Пришли в движение и русские дружины, набирая разбег для атаки. В центре боевого строя русичей находились конные полки Мстислава Удатного и Мстислава Немого. Правое крыло составляли волынская дружина, дружина пересопницкого князя Изяслава Ингваревича и конные сотни несвижского князя Юрия Глебовича. На левом крыле сосредоточились конные полки Владимира Рюриковича и Дмитрия Мстиславича, младшего сына черниговского князя.

Никогда прежде Судьба не давала Мстиславу Удатному столь жестокой пощечины, какою являлась для него неудачная битва при Калке. Гибель многих отважных дружинников, постыдное бегство, осознание того, что враг оказался сильнее благодаря череде уловок и хитростей, – все это уязвляло горделивое самолюбие галицкого князя. Мстислав Удатный был полон решимости немедленно расквитаться с татарами за свое поражение. Лицо его обрело выражение свирепого нетерпения, нижняя челюсть упрямо выдвинулась вперед, глаза озарились мстительным блеском. Понукая коня перейти в галоп, Мстислав Удатный с такой яростью выдернул меч из ножен, что тройной закалки сталь издала протяжный грозный лязг.

Этот узкий длинный меч, поднятый кверху, сиял на солнце, как звезда. Венгерский жеребец понесся во весь опор навстречу вражеской лавине. Чуть нагнувшись к гриве скакуна, Мстислав летел как птица впереди своей дружины.

Татары были ошеломлены яростным натиском русских дружин, которые, подобно стальным клиньям, врезались в боевые построения степняков. Татарские конные сотни шли попарно в затылок друг другу, когда первая сотня нападала на неприятеля, вторая тут же совершала обходной маневр или вела стрельбу из луков поверх голов своих соплеменников.

Галицкая дружина вклинилась глубже прочих русских дружин в татарские боевые порядки и оказалась стиснутой врагами с трех сторон. Татары узнавали Мстислава Удатного по его роскошному панцирю с тонкой насечкой и позолоченному шлему. Татары рвались к нему, стремясь взять в плен. Дружинники прикрывали князя как могли и падали один за другим под татарскими саблями и копьями.

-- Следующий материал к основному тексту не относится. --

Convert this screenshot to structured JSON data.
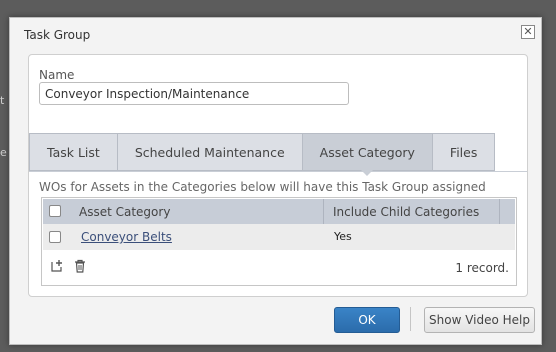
{
  "background": {
    "frag_1": "t",
    "frag_2": "e"
  },
  "dialog": {
    "title": "Task Group",
    "close_symbol": "✕",
    "name_label": "Name",
    "name_value": "Conveyor Inspection/Maintenance"
  },
  "tabs": [
    {
      "label": "Task List",
      "active": false
    },
    {
      "label": "Scheduled Maintenance",
      "active": false
    },
    {
      "label": "Asset Category",
      "active": true
    },
    {
      "label": "Files",
      "active": false
    }
  ],
  "asset_category": {
    "description": "WOs for Assets in the Categories below will have this Task Group assigned",
    "columns": [
      "Asset Category",
      "Include Child Categories"
    ],
    "rows": [
      {
        "category": "Conveyor Belts",
        "include_child": "Yes"
      }
    ],
    "record_count": "1 record."
  },
  "buttons": {
    "ok": "OK",
    "help": "Show Video Help"
  },
  "colors": {
    "primary": "#2b6cab",
    "header": "#c7cdd7",
    "tab": "#dcdfe5"
  }
}
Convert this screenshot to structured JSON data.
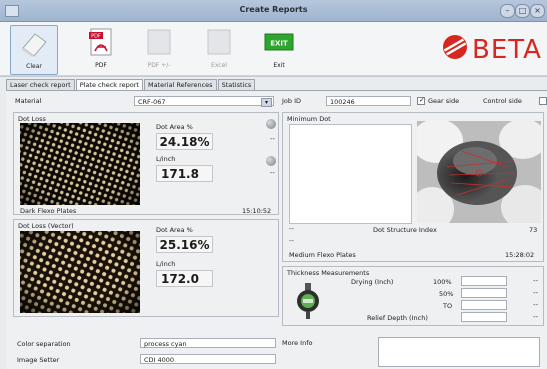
{
  "window": {
    "title": "Create Reports"
  },
  "toolbar": {
    "clear_label": "Clear",
    "pdf_label": "PDF",
    "pdf_plus_label": "PDF +/-",
    "excel_label": "Excel",
    "exit_label": "Exit",
    "exit_icon_text": "EXIT"
  },
  "logo": {
    "text": "BETA"
  },
  "tabs": [
    "Laser check report",
    "Plate check report",
    "Material References",
    "Statistics"
  ],
  "material": {
    "label": "Material",
    "value": "CRF-067"
  },
  "job": {
    "label": "Job ID",
    "value": "100246"
  },
  "side": {
    "gear_label": "Gear side",
    "gear_checked": true,
    "control_label": "Control side",
    "control_checked": false
  },
  "dot_loss": {
    "title": "Dot Loss",
    "area_label": "Dot Area %",
    "area_value": "24.18%",
    "lpi_label": "L/inch",
    "lpi_value": "171.8",
    "plate_label": "Dark Flexo Plates",
    "time": "15:10:52"
  },
  "dot_loss_vector": {
    "title": "Dot Loss (Vector)",
    "area_label": "Dot Area %",
    "area_value": "25.16%",
    "lpi_label": "L/inch",
    "lpi_value": "172.0"
  },
  "minimum_dot": {
    "title": "Minimum Dot",
    "index_label": "Dot Structure Index",
    "index_value": "73",
    "plate_label": "Medium Flexo Plates",
    "time": "15:28:02",
    "dash": "--"
  },
  "thickness": {
    "title": "Thickness Measurements",
    "drying_label": "Drying (Inch)",
    "p100": "100%",
    "p50": "50%",
    "to": "TO",
    "relief_label": "Relief Depth (Inch)",
    "dash": "--"
  },
  "color_separation": {
    "label": "Color separation",
    "value": "process cyan"
  },
  "image_setter": {
    "label": "Image Setter",
    "value": "CDI 4000"
  },
  "more_info": {
    "label": "More Info"
  },
  "dash": "--"
}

Мстислав, взбешенный стойкостью и многочисленностью врагов, отбросил щит и взял второй меч в левую руку. Он был похож на злобного демона, вспотевший и забрызганный кровью; от его сильных ударов мунгалы валились с коней кто без руки, кто без головы, кто разрубленный до пояса… Под Мстиславом убили коня. Князь рухнул боком на груду мертвых тел, но в следующий миг уже вскочил на ноги и, вращаясь на месте как заведенный продолжал рубить мечами направо и налево, рыча словно дикий зверь. Никто из галицких дружинников и воевод прежде не видел Мстислава Удатного в таком озлоблении.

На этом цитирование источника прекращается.